Manevi tazminat zenginleşme aracı olmamakla beraber, bu yöndeki talep hakkındaki hüküm kurulurken olay sebebiyle duyulan acı ve elemin kısmen de olsa giderilmesi amaçlanmalı ve bu sebeple tarafların sosyal ve ekonomik durumları ile birlikte olayın meydana geliş şekli de gözönünde tutularak, hak ve nasafet kuralları çerçevesinde bir sonuca varılmalıdır. Zira, Türk Medeni Kanunu’nun 4. maddesinde, kanunun takdir hakkı verdiği hallerde hâkimin hukuka ve hakkaniyete göre hükmedeceği öngörülmüştür.
İlk Derece Mahkemesince, manevi tazminat miktarı belirlenirken, davalının, davacının kullandığı okul servisinin şoförlüğünü yaptığı, davacının servise bindiği, araç seyir halindeyken ve araçta diğer öğrencilerin bulunmadığı bir sırada davalının aracı ıssız bir yerde durdurduğu, davacıyı şoför koltuğunun yanındaki koltuğa çağırarak kendisine doğru çekip öpmeye çalıştığı, çocuğun cinsel tacizi eyleminin sabit olması, bu suçtan almış olduğu cezanın kesinleşmiş olması, davacının kişilik haklarının zedelenmiş olması, olayın gelişimi, olay tarihinde davacının yaşı, tarafların sosyal ve ekonomik durumları dikkate alındığı gerekçesiyle davanın kısmen kabulüne karar verilmiştir.

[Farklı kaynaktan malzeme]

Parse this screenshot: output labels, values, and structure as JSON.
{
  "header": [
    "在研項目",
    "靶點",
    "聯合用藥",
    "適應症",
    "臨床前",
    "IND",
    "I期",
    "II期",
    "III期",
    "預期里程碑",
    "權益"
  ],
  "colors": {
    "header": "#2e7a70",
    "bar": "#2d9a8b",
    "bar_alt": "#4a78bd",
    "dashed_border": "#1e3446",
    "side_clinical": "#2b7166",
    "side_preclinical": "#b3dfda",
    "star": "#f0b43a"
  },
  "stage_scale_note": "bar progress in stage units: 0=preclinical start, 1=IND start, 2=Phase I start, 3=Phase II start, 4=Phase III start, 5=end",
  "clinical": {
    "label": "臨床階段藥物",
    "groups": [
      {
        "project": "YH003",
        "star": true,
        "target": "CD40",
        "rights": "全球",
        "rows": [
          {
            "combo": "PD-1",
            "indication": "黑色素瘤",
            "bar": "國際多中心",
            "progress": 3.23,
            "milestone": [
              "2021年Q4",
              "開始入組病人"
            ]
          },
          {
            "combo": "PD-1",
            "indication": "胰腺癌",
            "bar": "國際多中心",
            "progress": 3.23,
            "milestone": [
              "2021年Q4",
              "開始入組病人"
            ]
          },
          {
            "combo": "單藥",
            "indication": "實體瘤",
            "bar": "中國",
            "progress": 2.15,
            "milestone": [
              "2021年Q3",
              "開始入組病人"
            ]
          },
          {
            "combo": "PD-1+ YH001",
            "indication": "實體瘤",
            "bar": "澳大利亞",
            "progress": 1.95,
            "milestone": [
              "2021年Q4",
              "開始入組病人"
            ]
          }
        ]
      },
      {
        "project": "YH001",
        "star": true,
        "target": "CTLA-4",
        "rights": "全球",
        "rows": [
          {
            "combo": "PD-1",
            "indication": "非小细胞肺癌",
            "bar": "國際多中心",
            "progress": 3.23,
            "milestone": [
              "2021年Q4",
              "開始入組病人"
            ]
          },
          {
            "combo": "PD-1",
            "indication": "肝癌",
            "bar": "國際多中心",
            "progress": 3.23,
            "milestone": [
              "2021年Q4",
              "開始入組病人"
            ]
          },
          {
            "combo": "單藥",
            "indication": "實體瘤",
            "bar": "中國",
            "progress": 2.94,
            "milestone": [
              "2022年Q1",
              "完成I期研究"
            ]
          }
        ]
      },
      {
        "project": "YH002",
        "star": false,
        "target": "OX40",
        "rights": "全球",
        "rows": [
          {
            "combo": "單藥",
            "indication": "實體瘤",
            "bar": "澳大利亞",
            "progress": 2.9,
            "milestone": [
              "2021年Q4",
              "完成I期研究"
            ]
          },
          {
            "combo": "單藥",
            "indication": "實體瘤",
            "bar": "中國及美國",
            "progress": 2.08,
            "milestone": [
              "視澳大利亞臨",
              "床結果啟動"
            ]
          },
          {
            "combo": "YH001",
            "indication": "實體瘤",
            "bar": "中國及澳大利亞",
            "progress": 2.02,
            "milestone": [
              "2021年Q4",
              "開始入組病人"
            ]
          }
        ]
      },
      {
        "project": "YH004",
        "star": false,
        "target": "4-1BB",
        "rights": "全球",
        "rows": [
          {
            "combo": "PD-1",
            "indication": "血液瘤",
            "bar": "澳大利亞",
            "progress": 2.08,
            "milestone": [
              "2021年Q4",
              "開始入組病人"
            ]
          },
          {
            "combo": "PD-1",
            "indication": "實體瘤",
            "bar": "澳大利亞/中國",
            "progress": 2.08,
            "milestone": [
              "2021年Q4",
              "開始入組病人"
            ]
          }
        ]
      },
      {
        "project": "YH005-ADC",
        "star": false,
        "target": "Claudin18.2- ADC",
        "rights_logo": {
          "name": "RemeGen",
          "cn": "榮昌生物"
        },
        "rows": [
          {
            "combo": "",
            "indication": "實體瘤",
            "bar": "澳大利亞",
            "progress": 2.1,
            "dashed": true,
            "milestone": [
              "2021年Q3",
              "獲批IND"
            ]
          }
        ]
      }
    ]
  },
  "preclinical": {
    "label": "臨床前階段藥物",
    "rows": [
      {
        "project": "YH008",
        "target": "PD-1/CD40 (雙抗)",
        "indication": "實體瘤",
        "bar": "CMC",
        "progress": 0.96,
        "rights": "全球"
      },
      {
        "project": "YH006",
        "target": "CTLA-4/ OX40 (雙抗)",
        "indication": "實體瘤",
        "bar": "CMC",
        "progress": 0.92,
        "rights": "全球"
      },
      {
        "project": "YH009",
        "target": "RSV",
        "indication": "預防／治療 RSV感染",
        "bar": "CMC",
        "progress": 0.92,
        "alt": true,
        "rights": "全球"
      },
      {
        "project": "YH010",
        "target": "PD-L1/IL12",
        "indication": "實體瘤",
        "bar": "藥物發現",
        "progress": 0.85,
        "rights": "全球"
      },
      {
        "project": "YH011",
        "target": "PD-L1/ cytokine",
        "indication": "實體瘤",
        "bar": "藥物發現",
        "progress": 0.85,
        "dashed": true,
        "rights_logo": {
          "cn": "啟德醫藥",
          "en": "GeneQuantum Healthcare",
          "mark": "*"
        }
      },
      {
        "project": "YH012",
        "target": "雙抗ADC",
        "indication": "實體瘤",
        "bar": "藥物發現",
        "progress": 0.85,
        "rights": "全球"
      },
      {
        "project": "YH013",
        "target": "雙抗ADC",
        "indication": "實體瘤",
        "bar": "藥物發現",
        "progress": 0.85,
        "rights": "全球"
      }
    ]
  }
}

Olayın gerçekleşme biçimi, davacının 11 yaşında olup kendisini savunamayacak durumda olması, davacının davalıya emanet edildiği servis aracında olayın gerçekleştiği dikkate alındığında davacı yararına daha üst seviyede manevi tazminata hükmedilmesi gerekir. Açıklanan nedenlerle yazılı biçimde karar verilmiş olması doğru görülmemiş ve kararın bozulması gerekmiştir.

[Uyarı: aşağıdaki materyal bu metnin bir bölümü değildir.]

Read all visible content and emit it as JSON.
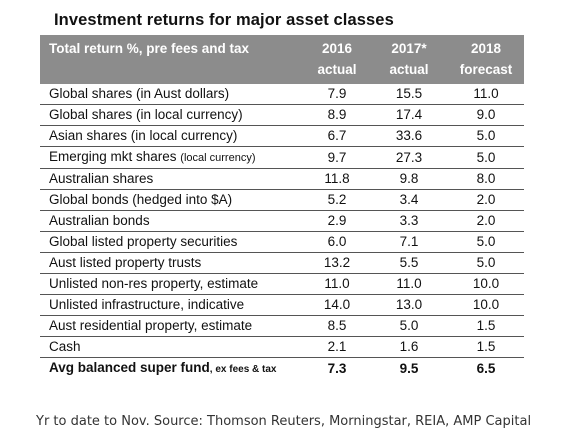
{
  "title": "Investment returns for major asset classes",
  "table": {
    "header": {
      "label": "Total return %, pre fees and tax",
      "col1": [
        "2016",
        "actual"
      ],
      "col2": [
        "2017*",
        "actual"
      ],
      "col3": [
        "2018",
        "forecast"
      ]
    },
    "rows": [
      {
        "name": "Global shares (in Aust dollars)",
        "note": "",
        "v1": "7.9",
        "v2": "15.5",
        "v3": "11.0"
      },
      {
        "name": "Global shares (in local currency)",
        "note": "",
        "v1": "8.9",
        "v2": "17.4",
        "v3": "9.0"
      },
      {
        "name": "Asian shares (in local currency)",
        "note": "",
        "v1": "6.7",
        "v2": "33.6",
        "v3": "5.0"
      },
      {
        "name": "Emerging mkt shares ",
        "note": "(local currency)",
        "v1": "9.7",
        "v2": "27.3",
        "v3": "5.0"
      },
      {
        "name": "Australian shares",
        "note": "",
        "v1": "11.8",
        "v2": "9.8",
        "v3": "8.0"
      },
      {
        "name": "Global bonds (hedged into $A)",
        "note": "",
        "v1": "5.2",
        "v2": "3.4",
        "v3": "2.0"
      },
      {
        "name": "Australian bonds",
        "note": "",
        "v1": "2.9",
        "v2": "3.3",
        "v3": "2.0"
      },
      {
        "name": "Global listed property securities",
        "note": "",
        "v1": "6.0",
        "v2": "7.1",
        "v3": "5.0"
      },
      {
        "name": "Aust listed property trusts",
        "note": "",
        "v1": "13.2",
        "v2": "5.5",
        "v3": "5.0"
      },
      {
        "name": "Unlisted non-res property, estimate",
        "note": "",
        "v1": "11.0",
        "v2": "11.0",
        "v3": "10.0"
      },
      {
        "name": "Unlisted infrastructure, indicative",
        "note": "",
        "v1": "14.0",
        "v2": "13.0",
        "v3": "10.0"
      },
      {
        "name": "Aust residential property, estimate",
        "note": "",
        "v1": "8.5",
        "v2": "5.0",
        "v3": "1.5"
      },
      {
        "name": "Cash",
        "note": "",
        "v1": "2.1",
        "v2": "1.6",
        "v3": "1.5"
      }
    ],
    "total": {
      "name": "Avg balanced super fund",
      "note": ", ex fees & tax",
      "v1": "7.3",
      "v2": "9.5",
      "v3": "6.5"
    }
  },
  "footnote": "Yr to date to Nov. Source: Thomson Reuters, Morningstar, REIA, AMP Capital"
}
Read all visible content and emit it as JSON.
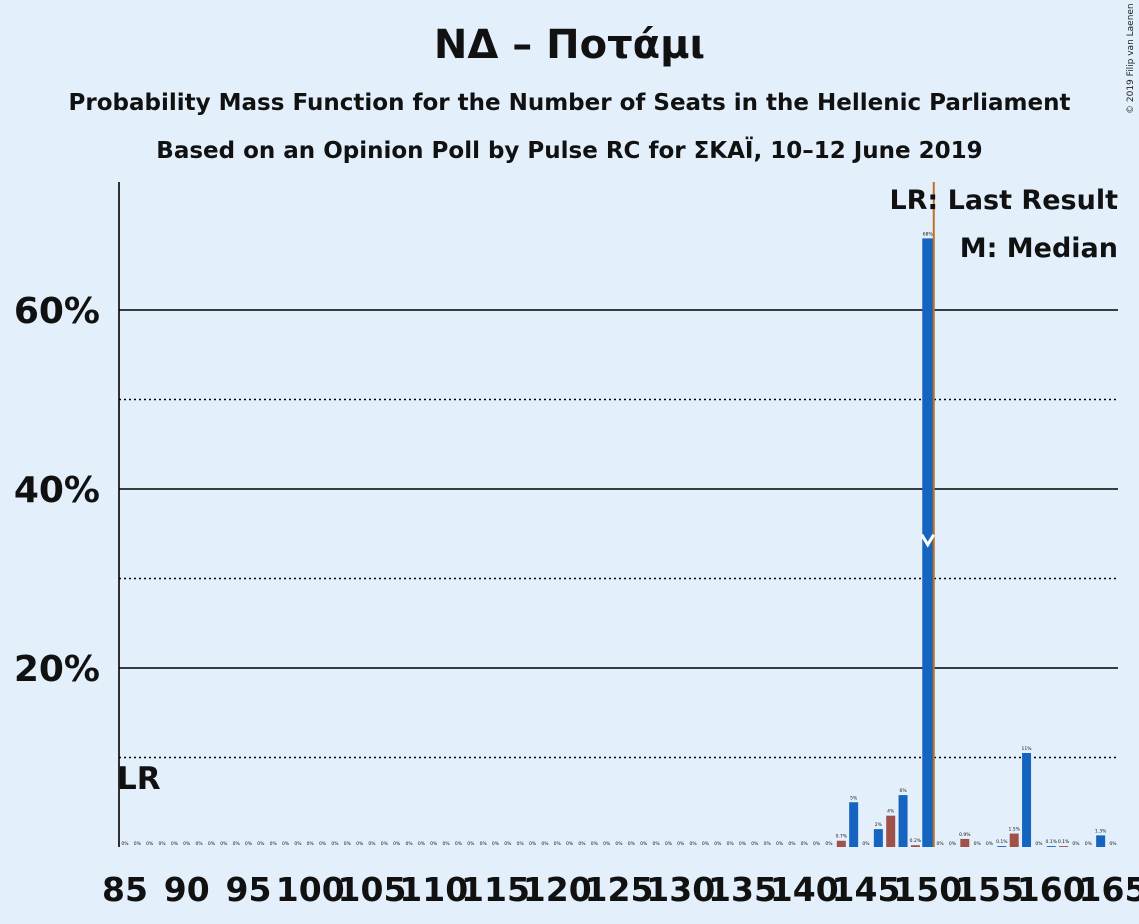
{
  "header": {
    "title": "ΝΔ – Ποτάμι",
    "subtitle1": "Probability Mass Function for the Number of Seats in the Hellenic Parliament",
    "subtitle2": "Based on an Opinion Poll by Pulse RC for ΣΚΑΪ, 10–12 June 2019",
    "copyright": "© 2019 Filip van Laenen"
  },
  "legend": {
    "last_result": "LR: Last Result",
    "median": "M: Median"
  },
  "colors": {
    "background": "#e3f0fc",
    "bar_primary": "#1565c0",
    "bar_secondary": "#a0524a",
    "last_result_line": "#c07020",
    "median_marker": "#ffffff"
  },
  "chart_data": {
    "type": "bar",
    "x_start": 85,
    "x_end": 165,
    "x_tick_labels": [
      "85",
      "90",
      "95",
      "100",
      "105",
      "110",
      "115",
      "120",
      "125",
      "130",
      "135",
      "140",
      "145",
      "150",
      "155",
      "160",
      "165"
    ],
    "y_tick_labels": [
      "20%",
      "40%",
      "60%"
    ],
    "ylim": [
      0,
      74
    ],
    "grid_solid": [
      20,
      40,
      60
    ],
    "grid_dotted": [
      10,
      30,
      50
    ],
    "last_result_seat": 150,
    "last_result_label": "LR",
    "median_seat": 150,
    "seats": [
      143,
      144,
      146,
      147,
      148,
      149,
      150,
      153,
      156,
      157,
      158,
      160,
      161,
      164
    ],
    "values": [
      0.7,
      5,
      2,
      3.5,
      5.8,
      0.2,
      68,
      0.9,
      0.1,
      1.5,
      10.5,
      0.1,
      0.1,
      1.3
    ],
    "labels": [
      "0.7%",
      "5%",
      "2%",
      "4%",
      "6%",
      "0.2%",
      "68%",
      "0.9%",
      "0.1%",
      "1.5%",
      "11%",
      "0.1%",
      "0.1%",
      "1.3%"
    ],
    "zero_label": "0%"
  }
}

SONUÇ: Yukarıda (1) numaralı bentte açıklanan nedenlerle davacı vekilinin diğer temyiz itirazlarının reddine, (2) numaralı bentte gösterilen nedenlerle Bölge Adliye Mahkemesi kararının davacı yararına BOZULMASINA, dosyanın Bölge Adliye Mahkemesine gönderilmesine, peşin alınan harcın istek halinde temyiz eden davacıya geri verilmesine,10.10.2022 gününde oybirliğiyle karar verildi.